Takvim yaprakları 29 Ekim’i gösterdiğinde, yalnızca bir tarih değil, bir milletin yeniden var oluş destanı akıllara gelir. Cumhuriyet, bu topraklarda yalnızca bir yönetim biçimi değil; bir dirilişin, bir uyanışın, bir inancın simgesidir.
1923’te ilan edilen Cumhuriyet, küllerinden doğan bir milletin, iradesini kimseye teslim etmeyeceğinin en güçlü ifadesidir.
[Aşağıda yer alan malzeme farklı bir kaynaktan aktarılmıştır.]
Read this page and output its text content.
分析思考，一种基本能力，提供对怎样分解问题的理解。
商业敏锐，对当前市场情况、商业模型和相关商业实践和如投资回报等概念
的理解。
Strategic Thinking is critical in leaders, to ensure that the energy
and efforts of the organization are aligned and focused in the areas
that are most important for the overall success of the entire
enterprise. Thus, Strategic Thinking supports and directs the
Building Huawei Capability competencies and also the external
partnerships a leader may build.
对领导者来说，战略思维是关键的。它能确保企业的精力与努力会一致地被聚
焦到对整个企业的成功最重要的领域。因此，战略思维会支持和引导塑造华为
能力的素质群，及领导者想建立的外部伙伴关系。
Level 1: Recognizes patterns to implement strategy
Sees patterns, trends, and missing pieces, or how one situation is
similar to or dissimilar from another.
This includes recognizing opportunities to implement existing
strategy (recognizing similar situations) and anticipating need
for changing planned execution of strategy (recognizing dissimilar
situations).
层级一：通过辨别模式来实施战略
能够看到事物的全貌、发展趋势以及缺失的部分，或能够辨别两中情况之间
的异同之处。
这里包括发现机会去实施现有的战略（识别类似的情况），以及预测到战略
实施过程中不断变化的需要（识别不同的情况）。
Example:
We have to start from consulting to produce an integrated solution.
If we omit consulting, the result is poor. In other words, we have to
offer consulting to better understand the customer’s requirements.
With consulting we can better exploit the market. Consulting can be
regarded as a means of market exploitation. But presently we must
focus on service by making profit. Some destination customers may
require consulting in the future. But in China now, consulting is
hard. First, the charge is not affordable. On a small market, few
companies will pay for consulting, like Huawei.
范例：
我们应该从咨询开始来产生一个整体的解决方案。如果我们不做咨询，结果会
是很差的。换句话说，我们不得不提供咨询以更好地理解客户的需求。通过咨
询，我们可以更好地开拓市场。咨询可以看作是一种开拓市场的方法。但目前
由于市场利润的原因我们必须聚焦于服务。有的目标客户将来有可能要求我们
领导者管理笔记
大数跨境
Yüzyıllar boyunca savaşların, yoksulluğun, işgallerin pençesinde ezilen bir halk; “Egemenlik kayıtsız şartsız milletindir” diyerek kendi kaderinin mimarı olmuştur.
Mustafa Kemal Atatürk’ün “Türk milletinin karakterine ve adetlerine en uygun idare” olarak tanımladığı Cumhuriyet, aslında bir zihniyet devrimidir. Halkın sesinin devletin sesiyle birleştiği, özgür bireylerin ülkesidir Türkiye Cumhuriyeti.
Bugün 29 Ekim’i kutlarken sadece geçmişi anmıyoruz; aynı zamanda geleceğe bir söz veriyoruz.
Bu topraklarda özgürlüğün, adaletin, eşitliğin ve bilimin ışığı hiç sönmeyecek.
Cumhuriyet’i yalnızca törenlerde değil, her gün yaşatarak, her adımda savunarak yücelteceğiz.
Unutmayalım, Cumhuriyet bize emanet değil, sorumluluktur.
O sorumluluk da hepimizin omzundadır: Öğretmen sınıfta, işçi atölyede, çiftçi tarlada, öğrenci sırasındayken…
Çünkü Cumhuriyet, hepimizin ortak hikayesidir.
Yaşasın Cumhuriyet!
Yaşasın bu milletin onurlu yürüyüşü!